Поздно вечером Цезарий решился на отчаянный поступок — взял невесту за руку и, заглядывая в полуопущенные глаза, робко и тихо заговорил о близкой свадьбе. Но Делиция вдруг вскочила и, закрыв лицо батистовым платком, с громким плачем выбежала в соседнюю комнату и захлопнула дверь. Мать выскочила следом за ней, но скоро вернулась — расстроенная, в слезах — и сказала, что ее беспокоит здоровье дочери у которой в последнее время бывают нервные припадки. Она думает, не откладывая, завтра же пригласить на консилиум варшавских светил.
Но на следующий день услуги светил не понадобились: барышня свежая, как лилия, с кокетливой улыбкой на влажно поблескивавших коралловых губах как ни в чем не бывало встретила в гостиной молодых людей. Цезарий еще не оправился после вчерашнего потрясения, и на лице его лежала печать беспокойства и грусти, И по сравнению с его бледным лицом и поникшей фигурой особенно выгодно выделялся живой, веселый красавец Вильгельм. Он то и дело подсаживался к Делиции, непринужденно болтал с ней и просил разрешения называть ее заранее сестричкой.
Это разрешение ему было дано среди взаимных улыбок и взглядов, в которых наблюдательный человек заметил бы нечто большее, чем просто светскую любезность и родственные чувства: в них выражалось неудержимое влечение двух пылких натур друг к другу. От мечтательной жаждущей любви девицы к беззаботному, как птица, юноше, привыкшему к легким победам, пробегали невидимые магнетические токи, и, казалось, воздух вокруг был насыщен страстью.
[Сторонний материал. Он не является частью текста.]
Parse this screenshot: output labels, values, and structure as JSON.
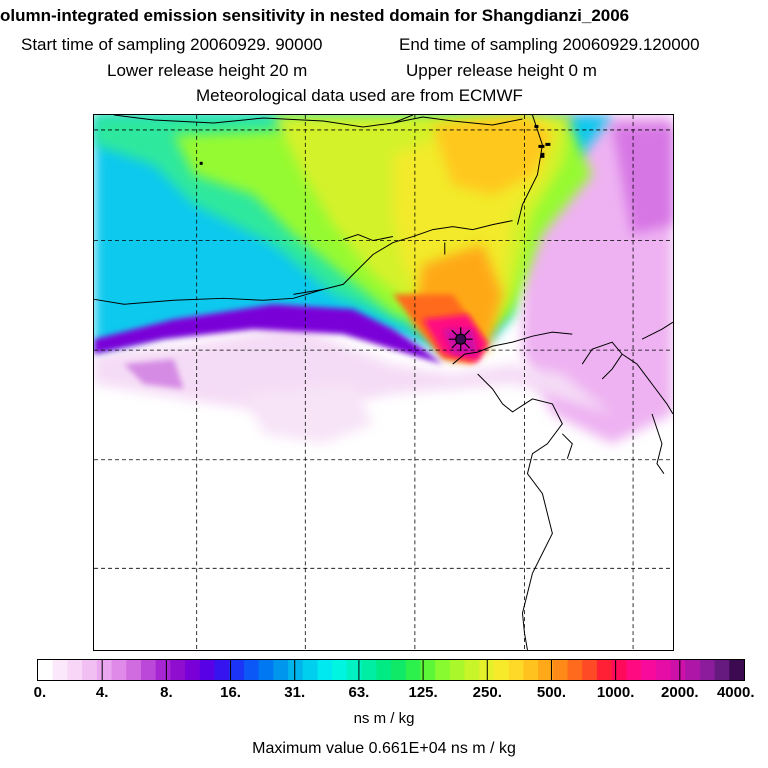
{
  "title": "olumn-integrated emission sensitivity in nested domain for Shangdianzi_2006",
  "sampling": {
    "start_label": "Start time of sampling 20060929. 90000",
    "end_label": "End time of sampling 20060929.120000"
  },
  "release": {
    "lower_label": "Lower release height   20 m",
    "upper_label": "Upper release height    0 m"
  },
  "meteo_label": "Meteorological data used are from ECMWF",
  "colorbar": {
    "ticks": [
      "0.",
      "4.",
      "8.",
      "16.",
      "31.",
      "63.",
      "125.",
      "250.",
      "500.",
      "1000.",
      "2000.",
      "4000."
    ],
    "colors": [
      "#ffffff",
      "#fbe8fb",
      "#f7d6f7",
      "#f2bff3",
      "#eaa6ee",
      "#df8ae8",
      "#d06be0",
      "#bb48d8",
      "#a526d2",
      "#8e0dcf",
      "#7a00d8",
      "#5800e6",
      "#3614f0",
      "#1c34f6",
      "#0c58f6",
      "#0078f2",
      "#0096ee",
      "#00b4ec",
      "#00cfee",
      "#00e8f0",
      "#00f5e0",
      "#00f2c2",
      "#00eea4",
      "#00ea84",
      "#10e868",
      "#2cf04c",
      "#5cf838",
      "#88fa30",
      "#aaf82c",
      "#c8f42a",
      "#e4f02a",
      "#f6ea2a",
      "#ffd928",
      "#ffc21e",
      "#ffa818",
      "#ff8a18",
      "#ff6a1c",
      "#ff4a26",
      "#ff2036",
      "#ff0a5a",
      "#ff0a80",
      "#f80a9c",
      "#e60ca6",
      "#cc10a8",
      "#ae16a8",
      "#8c1c9c",
      "#661a80",
      "#3c0a50"
    ],
    "unit_label": "ns m / kg"
  },
  "maximum_label": "Maximum value  0.661E+04 ns m / kg"
}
Вильгельм просидел у них два часа; время приближалось к обеду, а он не собирался уходить. Наконец, смеясь и бросая умоляющие взгляды на пани Книксен, он воскликнул:
— Comme j’aime papa![408] Делайте со мной что хотите, но добровольно я отсюда не уйду. Зовите лакеев, велите выносить меня на руках, но предупреждаю — я буду сопротивляться…
Разумеется, обе дамы и Генрик поспешили его уверить, что будут польщены, если он останется у них обедать и пить чай.
— Мы, провинциалы, — с обворожительной улыбкой прибавила пани Книксен, — не придаем слишком большого значения этикету, и добрые друзья нам дороже чопорных гостей.
Вильгельм с ужимками избалованного расшалившегося ребенка поцеловал у пани Книксен руку и снова подсел к Делиции:
— Не правда ли, мы с вами брат и сестра?